Toplumsal sorumluluk ise, özgürleşmiş bireylerin atomlaştırdığı bir dokuyu yadsıyarak, insanların toplumlarına ve gezegenlerine sahip çıkmanın yollarını arayıp buldukları, dayanışma ve paylaşmayı unutmadıkları bir varoluş tarzının en önemli yapıtaşını oluşturur (veya oluşturmalıdır).
Cumhuriyet bunları güvence altına alabilmişse söz konusu geçişi başarıya ulaştırmış sayılabilir. Bu güvencenin en önemli mihenk taşı da eğitim sistemidir.
Eğitim sistemimizin bütününe, üstelik sadece son dönem itibarıyla değil, epey uzun bir geçmişle birlikte bakıldığında, bu kavramların ülkemizde pek yaşam hakkı bulamamasına şaşırmaya gerek kalmıyor. Bu konudaki tek gerçek ve farklı örnek sayılabilecek Köy Enstitülerini de elbirliğiyle silip süpürmüşüz zaten.

Makus talihimiz
Konu, sadece devletle, siyasi iktidarlarla ve onların toplumla kurdukları/ kurmaya çalıştıkları ilişkilerle sınırlı olsaydı, emin olun 12 Eylül faşizminin izleri çoktan silinmiş, sorumluları çoktan adalet önünde hesap vermiş, 12 Eylül darbesi bir yakın tarih malzemesi haline indirgenmiş olurdu. Ama olmadı. Sadece siyasi nedenlerle açıklanamayacak kadar geniş ve derin bir toplumsal ve kültürel sorun söz konusu çünkü. Kullaşma/ kullaştırma toplumun en küçük gözeneklerine, birimlerine kadar yeniden üretilip gündelik yaşamın parçası haline getirilen bir makus talih gibi... İnsanlar sadece devletle ilişkilerinde değil, her alanda bu sürece hem maruz kalıyor hem de onu yeniden üretiyorlar.
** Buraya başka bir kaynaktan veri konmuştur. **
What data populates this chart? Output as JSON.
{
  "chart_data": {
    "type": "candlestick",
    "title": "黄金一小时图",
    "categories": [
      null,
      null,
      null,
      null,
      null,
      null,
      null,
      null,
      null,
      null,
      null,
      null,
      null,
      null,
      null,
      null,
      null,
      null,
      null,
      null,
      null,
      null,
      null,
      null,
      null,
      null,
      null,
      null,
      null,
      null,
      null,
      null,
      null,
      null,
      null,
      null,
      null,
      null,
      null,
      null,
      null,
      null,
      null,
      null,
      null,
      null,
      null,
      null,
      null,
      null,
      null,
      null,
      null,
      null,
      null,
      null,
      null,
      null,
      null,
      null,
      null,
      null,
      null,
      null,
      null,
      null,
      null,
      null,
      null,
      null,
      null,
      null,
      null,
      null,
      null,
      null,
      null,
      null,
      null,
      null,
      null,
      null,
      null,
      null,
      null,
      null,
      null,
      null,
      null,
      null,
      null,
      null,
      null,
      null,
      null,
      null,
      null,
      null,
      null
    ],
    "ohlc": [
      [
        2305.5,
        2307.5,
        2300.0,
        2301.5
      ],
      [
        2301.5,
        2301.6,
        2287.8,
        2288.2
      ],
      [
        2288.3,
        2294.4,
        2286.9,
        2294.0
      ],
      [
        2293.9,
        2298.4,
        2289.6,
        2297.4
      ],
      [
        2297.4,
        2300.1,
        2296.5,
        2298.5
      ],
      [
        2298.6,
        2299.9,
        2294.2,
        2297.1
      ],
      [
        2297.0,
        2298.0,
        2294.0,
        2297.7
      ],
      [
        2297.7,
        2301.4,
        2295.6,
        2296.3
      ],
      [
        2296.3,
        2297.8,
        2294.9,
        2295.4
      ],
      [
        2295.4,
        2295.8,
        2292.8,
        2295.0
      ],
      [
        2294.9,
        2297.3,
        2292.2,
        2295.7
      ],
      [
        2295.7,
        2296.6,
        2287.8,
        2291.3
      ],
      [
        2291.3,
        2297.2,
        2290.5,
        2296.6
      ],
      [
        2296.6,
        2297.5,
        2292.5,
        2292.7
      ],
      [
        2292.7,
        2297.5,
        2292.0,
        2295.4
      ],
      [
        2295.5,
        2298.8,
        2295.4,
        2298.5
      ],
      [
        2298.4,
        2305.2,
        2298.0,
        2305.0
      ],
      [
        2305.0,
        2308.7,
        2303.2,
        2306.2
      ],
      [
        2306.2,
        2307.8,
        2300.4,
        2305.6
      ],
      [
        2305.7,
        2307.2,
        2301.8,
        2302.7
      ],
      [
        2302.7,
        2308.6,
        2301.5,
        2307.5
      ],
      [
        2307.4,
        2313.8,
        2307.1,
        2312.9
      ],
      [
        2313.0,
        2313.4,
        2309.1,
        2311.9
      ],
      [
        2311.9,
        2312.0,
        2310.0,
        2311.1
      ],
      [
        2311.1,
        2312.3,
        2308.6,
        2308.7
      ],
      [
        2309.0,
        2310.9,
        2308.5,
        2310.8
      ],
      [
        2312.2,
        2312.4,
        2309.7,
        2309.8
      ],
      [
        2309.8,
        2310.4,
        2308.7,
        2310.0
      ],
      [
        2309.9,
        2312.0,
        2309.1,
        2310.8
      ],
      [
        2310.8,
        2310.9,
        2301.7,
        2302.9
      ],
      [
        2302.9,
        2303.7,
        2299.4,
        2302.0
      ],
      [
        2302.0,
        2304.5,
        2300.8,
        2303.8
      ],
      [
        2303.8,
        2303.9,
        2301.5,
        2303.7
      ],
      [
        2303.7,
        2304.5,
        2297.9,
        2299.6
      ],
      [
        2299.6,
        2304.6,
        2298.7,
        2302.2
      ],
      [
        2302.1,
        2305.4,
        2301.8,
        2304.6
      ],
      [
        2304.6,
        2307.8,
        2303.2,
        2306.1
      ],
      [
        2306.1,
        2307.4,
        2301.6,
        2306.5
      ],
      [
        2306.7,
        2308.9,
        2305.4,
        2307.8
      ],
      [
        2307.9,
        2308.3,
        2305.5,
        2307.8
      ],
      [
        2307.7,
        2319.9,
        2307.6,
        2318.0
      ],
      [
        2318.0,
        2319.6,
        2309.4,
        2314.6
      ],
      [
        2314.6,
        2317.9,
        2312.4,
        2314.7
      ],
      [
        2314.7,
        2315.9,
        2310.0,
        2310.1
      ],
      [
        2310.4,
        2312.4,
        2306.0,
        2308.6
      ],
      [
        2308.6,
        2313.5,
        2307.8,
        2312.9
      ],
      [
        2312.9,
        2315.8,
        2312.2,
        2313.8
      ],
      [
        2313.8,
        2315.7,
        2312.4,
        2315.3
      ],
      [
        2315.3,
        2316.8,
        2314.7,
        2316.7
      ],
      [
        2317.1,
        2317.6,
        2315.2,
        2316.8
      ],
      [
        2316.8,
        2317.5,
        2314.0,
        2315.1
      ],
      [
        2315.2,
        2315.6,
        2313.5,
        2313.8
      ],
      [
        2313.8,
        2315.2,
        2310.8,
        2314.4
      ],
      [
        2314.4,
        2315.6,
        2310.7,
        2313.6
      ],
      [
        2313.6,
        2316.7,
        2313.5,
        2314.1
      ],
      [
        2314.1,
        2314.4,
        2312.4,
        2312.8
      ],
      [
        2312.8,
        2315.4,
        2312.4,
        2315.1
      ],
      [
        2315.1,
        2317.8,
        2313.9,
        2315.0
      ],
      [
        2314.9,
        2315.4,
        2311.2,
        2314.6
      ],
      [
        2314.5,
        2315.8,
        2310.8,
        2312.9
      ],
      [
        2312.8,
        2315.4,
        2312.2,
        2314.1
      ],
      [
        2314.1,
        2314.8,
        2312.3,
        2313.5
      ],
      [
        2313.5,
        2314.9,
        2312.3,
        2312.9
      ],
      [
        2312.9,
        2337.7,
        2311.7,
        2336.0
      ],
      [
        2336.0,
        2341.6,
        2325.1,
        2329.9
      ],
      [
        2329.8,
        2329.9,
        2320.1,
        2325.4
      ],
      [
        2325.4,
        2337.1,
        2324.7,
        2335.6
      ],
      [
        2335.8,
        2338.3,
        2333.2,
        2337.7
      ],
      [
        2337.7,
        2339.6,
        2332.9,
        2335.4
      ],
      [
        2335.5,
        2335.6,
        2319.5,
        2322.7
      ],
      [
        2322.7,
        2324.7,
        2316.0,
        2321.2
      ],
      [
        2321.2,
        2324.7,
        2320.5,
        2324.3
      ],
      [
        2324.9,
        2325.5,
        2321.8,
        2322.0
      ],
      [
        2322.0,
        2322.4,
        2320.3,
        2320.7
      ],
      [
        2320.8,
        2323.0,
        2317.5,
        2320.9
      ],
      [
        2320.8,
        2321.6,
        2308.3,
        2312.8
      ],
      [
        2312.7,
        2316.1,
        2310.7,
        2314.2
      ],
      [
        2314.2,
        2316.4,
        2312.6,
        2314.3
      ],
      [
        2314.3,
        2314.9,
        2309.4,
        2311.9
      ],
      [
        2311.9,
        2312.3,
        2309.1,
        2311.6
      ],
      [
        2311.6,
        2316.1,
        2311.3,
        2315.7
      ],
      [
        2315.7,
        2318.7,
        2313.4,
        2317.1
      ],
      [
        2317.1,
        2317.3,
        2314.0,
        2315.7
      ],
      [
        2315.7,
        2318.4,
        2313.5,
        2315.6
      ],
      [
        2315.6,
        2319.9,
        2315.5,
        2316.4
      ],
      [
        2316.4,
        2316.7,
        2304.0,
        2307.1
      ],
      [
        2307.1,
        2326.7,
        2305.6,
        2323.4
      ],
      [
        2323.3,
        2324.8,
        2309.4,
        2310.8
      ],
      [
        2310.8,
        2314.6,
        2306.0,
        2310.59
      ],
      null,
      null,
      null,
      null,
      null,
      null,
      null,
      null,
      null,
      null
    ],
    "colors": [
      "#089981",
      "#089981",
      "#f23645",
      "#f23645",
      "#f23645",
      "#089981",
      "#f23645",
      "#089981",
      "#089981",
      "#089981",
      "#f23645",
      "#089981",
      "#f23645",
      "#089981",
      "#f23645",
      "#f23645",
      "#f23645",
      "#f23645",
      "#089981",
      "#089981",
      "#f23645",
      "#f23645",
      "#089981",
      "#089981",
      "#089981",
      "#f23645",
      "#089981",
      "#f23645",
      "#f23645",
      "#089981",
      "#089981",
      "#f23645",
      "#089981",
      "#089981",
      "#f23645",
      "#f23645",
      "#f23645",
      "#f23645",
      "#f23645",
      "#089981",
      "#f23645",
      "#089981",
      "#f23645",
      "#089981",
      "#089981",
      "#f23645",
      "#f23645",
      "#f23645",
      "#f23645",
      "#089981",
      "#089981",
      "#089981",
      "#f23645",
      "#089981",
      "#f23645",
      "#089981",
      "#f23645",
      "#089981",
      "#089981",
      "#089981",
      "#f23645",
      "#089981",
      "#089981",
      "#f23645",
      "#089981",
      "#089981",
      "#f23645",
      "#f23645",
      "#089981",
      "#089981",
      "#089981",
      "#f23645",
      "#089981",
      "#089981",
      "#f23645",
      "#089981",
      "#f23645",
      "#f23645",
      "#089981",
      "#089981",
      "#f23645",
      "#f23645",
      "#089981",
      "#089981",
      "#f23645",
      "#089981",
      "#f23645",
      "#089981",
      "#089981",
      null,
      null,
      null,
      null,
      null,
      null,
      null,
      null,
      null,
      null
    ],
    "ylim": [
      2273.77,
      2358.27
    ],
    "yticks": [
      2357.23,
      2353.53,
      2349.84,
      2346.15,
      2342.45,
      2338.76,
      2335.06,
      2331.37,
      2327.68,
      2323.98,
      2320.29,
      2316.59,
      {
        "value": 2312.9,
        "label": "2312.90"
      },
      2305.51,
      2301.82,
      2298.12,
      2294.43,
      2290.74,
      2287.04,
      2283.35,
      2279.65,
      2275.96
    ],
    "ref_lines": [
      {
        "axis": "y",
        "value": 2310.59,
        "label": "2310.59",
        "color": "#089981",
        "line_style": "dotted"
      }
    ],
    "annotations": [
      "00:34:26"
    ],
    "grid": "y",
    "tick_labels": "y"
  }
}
Yetkiyi eline geçiren hiç kimse karşısında özgür, sorgulayan, karşı çıkan bireyler istemiyor. Böyleleri ortaya çıktığında da bir şekilde “günah keçisi” haline getiriliyor, sürü tarafından dışlanıyor, sadece tepedekiler/ karşı çıktıkları tarafından değil, aynı yerde durduklarını sandıkları tarafından da hizaya sokulmak isteniyorlar.
35. yılına geldik, 12 Eylül’den biraz da bu nedenle kurtulamıyoruz bir türlü.